If a fleet’s self-managed, the concept of a vehicle being ‘fit for purpose’ might not have occurred to managers, as Taylor explains.
“By understanding what, where and how vehicles are being used, businesses can make more informed decisions about what they choose to have in their fleet. Eg. there is no sense in providing a 2WD Station Wagon with low road clearance to someone who is traveling on private roads across uneven surfaces”.

“To help our customers make informed decisions about the vehicles they use, FleetPartners work with manufacturers to organise Drive Days that provide them the opportunity to test everything from performance through to the features on offer. The vehicles are then scaled between 1-5 from the driver’s perspective and the top three then assessed on a total cost of ownership. i.e. fuel usage, CO2 emissions, tyres based on km use, service requirements etc.”

“Based on the outcomes, FleetPartners can then identify vehicles in a fleet that may be at risk, provide recommendations for replacement or improve utilisation by moving vehicles from one area to another”.

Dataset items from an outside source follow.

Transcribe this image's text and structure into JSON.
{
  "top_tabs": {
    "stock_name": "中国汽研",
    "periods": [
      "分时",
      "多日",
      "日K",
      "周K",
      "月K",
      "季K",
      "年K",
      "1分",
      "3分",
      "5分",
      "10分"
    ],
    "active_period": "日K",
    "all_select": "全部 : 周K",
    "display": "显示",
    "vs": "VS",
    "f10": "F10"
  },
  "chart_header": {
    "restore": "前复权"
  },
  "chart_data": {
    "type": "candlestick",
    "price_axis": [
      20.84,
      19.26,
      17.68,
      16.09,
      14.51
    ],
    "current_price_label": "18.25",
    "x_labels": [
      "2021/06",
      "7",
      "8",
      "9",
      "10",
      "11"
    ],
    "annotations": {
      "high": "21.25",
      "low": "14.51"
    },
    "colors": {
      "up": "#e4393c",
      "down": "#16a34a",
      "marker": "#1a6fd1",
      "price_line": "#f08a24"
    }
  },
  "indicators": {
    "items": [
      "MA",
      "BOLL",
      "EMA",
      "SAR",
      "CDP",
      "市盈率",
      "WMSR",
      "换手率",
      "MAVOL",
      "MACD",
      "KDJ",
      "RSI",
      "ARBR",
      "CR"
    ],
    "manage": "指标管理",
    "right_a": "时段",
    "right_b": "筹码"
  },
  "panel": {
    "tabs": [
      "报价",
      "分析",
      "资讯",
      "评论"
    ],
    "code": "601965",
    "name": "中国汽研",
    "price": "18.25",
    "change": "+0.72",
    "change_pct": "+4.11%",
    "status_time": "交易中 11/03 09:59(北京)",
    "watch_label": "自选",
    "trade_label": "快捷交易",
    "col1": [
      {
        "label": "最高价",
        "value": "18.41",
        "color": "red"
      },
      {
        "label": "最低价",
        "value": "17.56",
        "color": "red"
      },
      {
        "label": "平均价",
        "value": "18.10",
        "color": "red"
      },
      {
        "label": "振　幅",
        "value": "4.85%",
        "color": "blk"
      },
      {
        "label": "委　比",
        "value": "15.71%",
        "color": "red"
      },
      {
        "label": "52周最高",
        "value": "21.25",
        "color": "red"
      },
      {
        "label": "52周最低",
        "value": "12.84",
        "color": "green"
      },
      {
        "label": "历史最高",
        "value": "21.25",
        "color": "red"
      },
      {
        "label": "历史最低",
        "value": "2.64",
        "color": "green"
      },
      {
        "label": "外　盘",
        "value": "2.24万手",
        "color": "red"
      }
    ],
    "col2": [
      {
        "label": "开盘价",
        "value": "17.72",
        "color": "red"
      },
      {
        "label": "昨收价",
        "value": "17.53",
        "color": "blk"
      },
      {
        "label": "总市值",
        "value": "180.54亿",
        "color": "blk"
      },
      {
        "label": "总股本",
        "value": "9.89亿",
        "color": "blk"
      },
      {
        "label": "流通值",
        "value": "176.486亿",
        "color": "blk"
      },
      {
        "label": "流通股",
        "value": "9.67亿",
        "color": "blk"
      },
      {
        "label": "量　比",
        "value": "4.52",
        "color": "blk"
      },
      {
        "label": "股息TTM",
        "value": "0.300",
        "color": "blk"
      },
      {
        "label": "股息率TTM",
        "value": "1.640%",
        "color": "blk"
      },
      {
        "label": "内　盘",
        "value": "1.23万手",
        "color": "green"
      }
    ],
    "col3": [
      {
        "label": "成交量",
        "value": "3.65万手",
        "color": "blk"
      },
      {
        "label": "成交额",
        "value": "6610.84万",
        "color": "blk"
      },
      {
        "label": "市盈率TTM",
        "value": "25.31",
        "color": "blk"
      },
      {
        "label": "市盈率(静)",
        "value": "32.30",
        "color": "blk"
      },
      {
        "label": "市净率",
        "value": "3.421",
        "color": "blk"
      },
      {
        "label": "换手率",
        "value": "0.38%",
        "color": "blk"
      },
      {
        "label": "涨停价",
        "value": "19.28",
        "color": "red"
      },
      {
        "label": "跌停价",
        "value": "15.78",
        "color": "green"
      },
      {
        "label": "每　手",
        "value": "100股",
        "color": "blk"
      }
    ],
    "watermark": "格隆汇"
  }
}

4. Avoid vehicles running under contract

If a vehicle is on a three-year/60,000km lease, the residual value of the vehicle – what it’s worth second-hand – has been calculated based on that. If it’s returned under those kilometres, the customer has lost a certain amount of value under the terms of the lease.

Many fleet management policies do not adjust for these in-life lease modifications, they set and forget. To counter this tendency, FleetPartners recalculates leases on an ongoing basis. This results in a proactive, pay-as-you-go system.

“If it became apparent at the end of the first year of a three-year, 60,000km lease that the driver is only doing 15,000km as opposed to 20,000, we’d recalculate the lease for the remaining term,” Taylor says. “It’s a predictable saving.”
Another plus of having a fully maintained operating lease is that there’s no residual value risk at the end of the lease, because the fleet company owns the car. At the end of the lease, the business doesn’t have to sell it to recover its residual value.

5. Monitor activity with telematics

Every fleet management company offers telematics in some shape or form. FleetPartners’ telematics solution, LogbookMe, is an automated logbook system that eliminates the need for paper logbooks while at the same time differentiating business from private vehicle use, and the FBT applicable.

With LogbookMe, drivers can self-install a small, plug-in device to the vehicle’s OBD port. This telematics recorder tracks utilisation of vehicles to highlight areas where savings can be made, for example where five cars could easily perform the duties of seven. It also records when vehicles are driving on non-gazetted private roads, for which the government provides a tax benefit. Many other applications for LogbookMe can be explored, depending on the fleet’s needs.

“Telematics has a direct play into maintenance costs,” Taylor says.
“Harsh braking and accelerating affect maintenance and fuel costs. If drivers know the car’s being monitored, that tends to have a direct impact on the driving pattern of the user overnight.”
Gathering all this information on fuel use, speed, location, and private or business use is only the first step. Having the time to collate it and make fleet decisions based on data is more difficult.

But that’s another thing a fleet company can do for businesses opting for fully maintained operating leases.